Restricting access to your Kubernetes clusters
Now that we’ve discussed how to assign service policies, let’s discuss how to restrict cluster access to align with your Cloud Foundry space deployment model. If your approach is to create test, stage, and prod Kubernetes clusters to align with your Bluemix organizations and space, using service polices will allow you to separate and isolate your Kubernetes clusters. Each Kubernetes cluster has a unique cluster ID. Utilizing the service policies, you can separate which users can view or access the Kubernetes clusters. This separation gives you the ability to manage access to clusters based on your organization and space deployment model.
As an example, the following steps will illustrate how to restrict access for a targeted Kubernetes cluster.
Now that the “Administrator” service policy role is assigned to the identified user of the company, I am able to view all available clusters from my Bluemix dashboard as shown in Step 5.
From the Bluemix dashboard, select the cluster, such as DC-Test-cluster. Note the unique Cluster ID from the summary view as shown in Step 6. You will need this “Cluster ID” in the following steps.
The identified user assigned to manage the organization must repeat steps 1,2 and 3 outlined earlier. After you complete those steps, select Specify optional service context. as shown in Step 7.
From the menu that lists all available service instances, select a cluster ID, as shown above in Step 8. Service instances are the unique cluster IDs that are assigned to each Kubernetes cluster that’s created.
After you select the service instance that is specified in step 6, from the Roles menu, select the Administrator service policy role to give the selected user restricted access to this cluster only. After you complete these steps, select Assign policy as highlighted in Step 9.

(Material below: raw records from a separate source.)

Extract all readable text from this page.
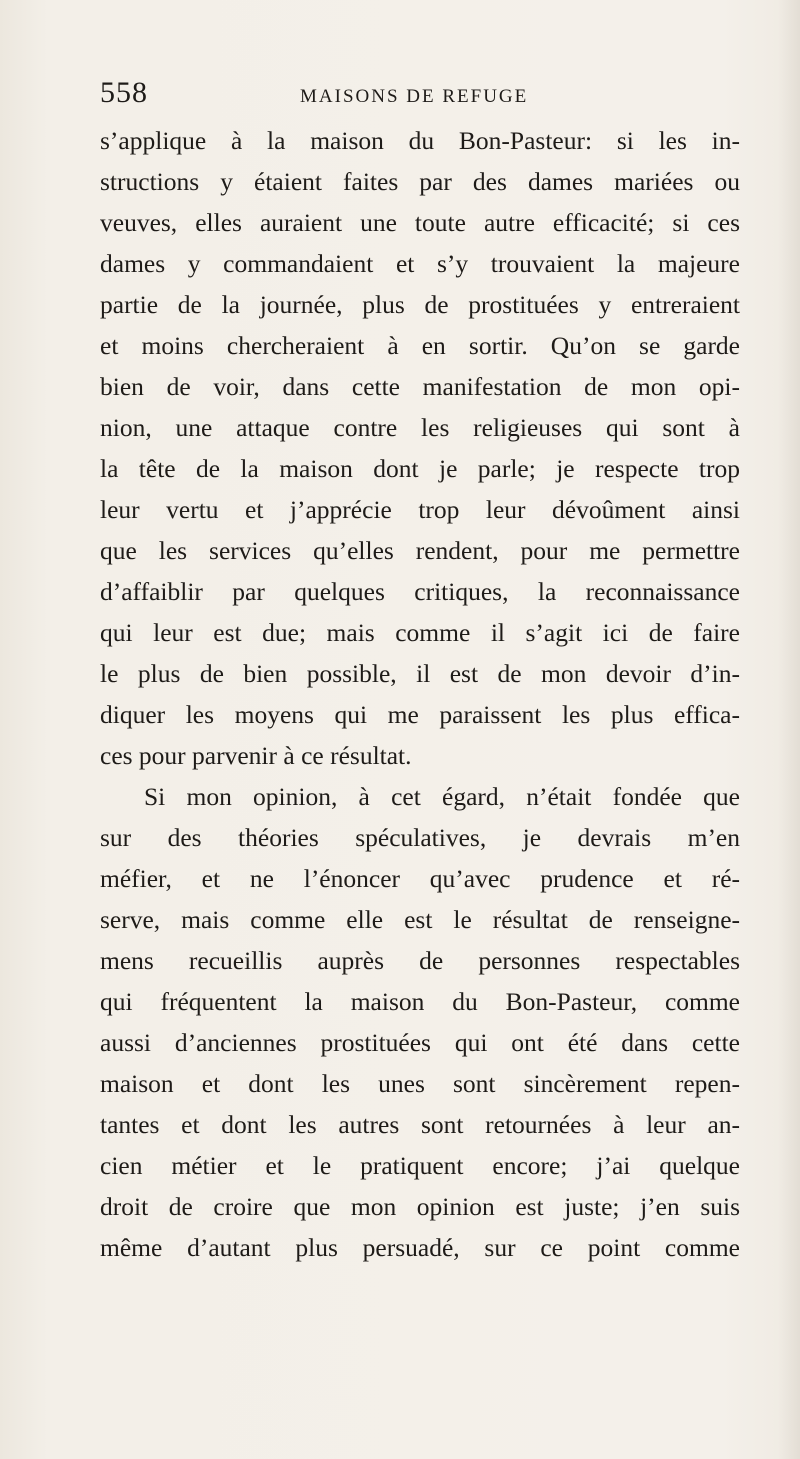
558	MAISONS DE REFUGE
s’applique à la maison du Bon-Pasteur: si les in-
structions y étaient faites par des dames mariées ou
veuves, elles auraient une toute autre efficacité; si ces
dames y commandaient et s’y trouvaient la majeure
partie de la journée, plus de prostituées y entreraient
et moins chercheraient à en sortir. Qu’on se garde
bien de voir, dans cette manifestation de mon opi-
nion, une attaque contre les religieuses qui sont à
la tête de la maison dont je parle; je respecte trop
leur vertu et j’apprécie trop leur dévoûment ainsi
que les services qu’elles rendent, pour me permettre
d’affaiblir par quelques critiques, la reconnaissance
qui leur est due; mais comme il s’agit ici de faire
le plus de bien possible, il est de mon devoir d’in-
diquer les moyens qui me paraissent les plus effica-
ces pour parvenir à ce résultat.
Si mon opinion, à cet égard, n’était fondée que
sur des théories spéculatives, je devrais m’en
méfier, et ne l’énoncer qu’avec prudence et ré-
serve, mais comme elle est le résultat de renseigne-
mens recueillis auprès de personnes respectables
qui fréquentent la maison du Bon-Pasteur, comme
aussi d’anciennes prostituées qui ont été dans cette
maison et dont les unes sont sincèrement repen-
tantes et dont les autres sont retournées à leur an-
cien métier et le pratiquent encore; j’ai quelque
droit de croire que mon opinion est juste; j’en suis
même d’autant plus persuadé, sur ce point comme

Now the assigned user has full administrative rights to manage this cluster. Additionally, this cluster will be the only cluster that displays in the Bluemix dashboard for this user as shown in Figure 3. Repeats steps 5 – 9 to isolate and restrict access to the remaining Stage and Prod Kubernetes Clusters.
The service policies are now enabled to segment your Kubernetes clusters and aligned with your Bluemix organization and space Cloud Foundry deployment model.